[Math] If a is less than 1 in absolute value, than n times a to the n’th power converges to zero


Prove that if $|a|<1$ then
$$\lim_{n\to\infty}{n\cdot a^n}=0$$
Lopital's rule won't help here, and this problem appears in a book before lopital has been taught.

I noticed that:
$$\frac{a_{n+1}}{a_n}=a\frac{n+1}{n}\to a$$

So, can I conclude that it behaves like a geometric series for large n, so it converges to zero?

*Other solution methods are welcome.

Best Answer

You intuition is spot on. You have that $$\lim\limits_{n\to\infty}\frac{a_{n+1}}{a_n}=a<1$$

Now choose a number $\ell$ with $a<\ell<1$. By the definition of limit, there must exist $N>0$ such that whenever $n\geqslant N$ we have $$\frac{a_{n+1}}{a_n}<\ell $$

In particular when $k=1,2,3,\ldots$ $$a_{N+k}<\ell a_{N+k-1}$$

By repeated use of this we can write, for $k=1,2,\ldots,$ that $$a_{N+k}<\ell ^k a_N$$

Note $N$ is fixed, so as $k\to\infty$ we get that $$\lim\limits_{k\to\infty}a_{N+k}\leqslant a_N \lim_{k\to\infty} \ell^k=0$$

Since we know $a_n\geqslant 0$; we conclude $\lim\limits_{k\to\infty} a_k=0$.

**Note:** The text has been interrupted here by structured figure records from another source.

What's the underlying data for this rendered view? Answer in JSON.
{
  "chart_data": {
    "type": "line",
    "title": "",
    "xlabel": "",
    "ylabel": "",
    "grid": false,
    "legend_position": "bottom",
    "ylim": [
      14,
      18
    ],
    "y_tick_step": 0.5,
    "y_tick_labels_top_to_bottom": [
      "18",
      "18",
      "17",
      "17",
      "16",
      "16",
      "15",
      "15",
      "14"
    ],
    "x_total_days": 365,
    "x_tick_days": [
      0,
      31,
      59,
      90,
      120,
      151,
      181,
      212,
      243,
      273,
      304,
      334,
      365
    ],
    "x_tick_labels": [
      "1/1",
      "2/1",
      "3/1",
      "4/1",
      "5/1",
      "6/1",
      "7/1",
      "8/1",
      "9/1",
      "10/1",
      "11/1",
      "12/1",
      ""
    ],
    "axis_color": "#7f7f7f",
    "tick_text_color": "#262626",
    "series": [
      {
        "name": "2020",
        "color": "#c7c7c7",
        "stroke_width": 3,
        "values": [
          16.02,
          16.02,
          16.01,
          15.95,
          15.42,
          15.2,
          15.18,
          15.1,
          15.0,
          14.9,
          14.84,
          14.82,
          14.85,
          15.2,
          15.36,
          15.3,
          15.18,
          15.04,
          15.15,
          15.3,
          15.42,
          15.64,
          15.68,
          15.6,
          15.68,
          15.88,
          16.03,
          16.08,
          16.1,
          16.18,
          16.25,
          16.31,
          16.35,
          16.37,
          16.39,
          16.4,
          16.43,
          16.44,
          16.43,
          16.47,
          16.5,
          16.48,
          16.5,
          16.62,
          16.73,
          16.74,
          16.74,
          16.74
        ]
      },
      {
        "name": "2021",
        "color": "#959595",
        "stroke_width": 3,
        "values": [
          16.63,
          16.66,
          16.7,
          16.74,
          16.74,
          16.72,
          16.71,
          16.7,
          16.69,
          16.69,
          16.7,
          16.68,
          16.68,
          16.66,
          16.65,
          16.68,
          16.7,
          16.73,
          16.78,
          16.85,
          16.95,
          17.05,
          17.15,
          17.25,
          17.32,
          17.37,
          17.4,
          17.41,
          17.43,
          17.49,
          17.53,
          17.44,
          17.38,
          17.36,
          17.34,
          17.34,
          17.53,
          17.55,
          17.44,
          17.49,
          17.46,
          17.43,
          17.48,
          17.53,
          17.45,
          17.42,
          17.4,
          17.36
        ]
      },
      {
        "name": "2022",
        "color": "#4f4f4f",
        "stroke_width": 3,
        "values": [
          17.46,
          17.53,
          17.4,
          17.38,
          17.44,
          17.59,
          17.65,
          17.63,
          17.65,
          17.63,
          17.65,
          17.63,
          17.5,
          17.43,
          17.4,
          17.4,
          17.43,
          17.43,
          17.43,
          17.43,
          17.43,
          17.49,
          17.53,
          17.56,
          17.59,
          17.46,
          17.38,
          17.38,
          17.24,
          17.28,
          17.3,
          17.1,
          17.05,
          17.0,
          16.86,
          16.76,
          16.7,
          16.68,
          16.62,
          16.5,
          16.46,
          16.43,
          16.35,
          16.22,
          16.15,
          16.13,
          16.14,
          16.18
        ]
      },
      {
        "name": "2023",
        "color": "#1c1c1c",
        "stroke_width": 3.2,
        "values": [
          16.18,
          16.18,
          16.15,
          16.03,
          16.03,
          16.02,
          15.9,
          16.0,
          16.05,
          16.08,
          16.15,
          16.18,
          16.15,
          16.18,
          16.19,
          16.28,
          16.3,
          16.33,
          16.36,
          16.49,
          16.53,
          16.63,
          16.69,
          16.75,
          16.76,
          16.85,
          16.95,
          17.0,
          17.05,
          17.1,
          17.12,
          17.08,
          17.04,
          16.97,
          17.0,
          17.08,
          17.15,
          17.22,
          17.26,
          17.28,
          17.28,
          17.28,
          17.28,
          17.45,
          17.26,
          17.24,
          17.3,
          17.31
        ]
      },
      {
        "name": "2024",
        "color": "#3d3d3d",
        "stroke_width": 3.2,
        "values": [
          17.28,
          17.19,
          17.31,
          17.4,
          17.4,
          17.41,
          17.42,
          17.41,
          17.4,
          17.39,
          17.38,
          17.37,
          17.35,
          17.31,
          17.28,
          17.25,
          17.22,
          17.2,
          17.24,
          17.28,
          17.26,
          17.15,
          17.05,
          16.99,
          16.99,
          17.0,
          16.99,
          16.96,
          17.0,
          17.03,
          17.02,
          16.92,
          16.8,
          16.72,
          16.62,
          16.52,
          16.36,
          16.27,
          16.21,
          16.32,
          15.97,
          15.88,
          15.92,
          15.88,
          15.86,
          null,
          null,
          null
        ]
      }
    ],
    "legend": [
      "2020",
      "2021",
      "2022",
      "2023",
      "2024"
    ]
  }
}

This is indeed the very idea behind D'Alambert's criterion

Let $\langle a_n\rangle $ be a sequence of positive terms, and suppose that $$\lim_{k\to\infty}\frac{a_{k+1}}{a_k}=\ell <1$$ Then $\lim\limits_{k\to\infty} a_k=0$. What's more, $\displaystyle\sum_{k\geqslant 0}a_k$ exists.

In fact, if you know about $\limsup$ and $\liminf$; we can give a finer criterion.

If $$\ell =\limsup\limits_{n\to\infty}\frac{a_{n+1}}{a_n}<1$$ then the sequences is absolutely summable. If $$\ell'=\liminf\limits_{n\to\infty}\frac{a_{n+1}}{a_n}>1$$ then the sequence is not summable (the sum diverges).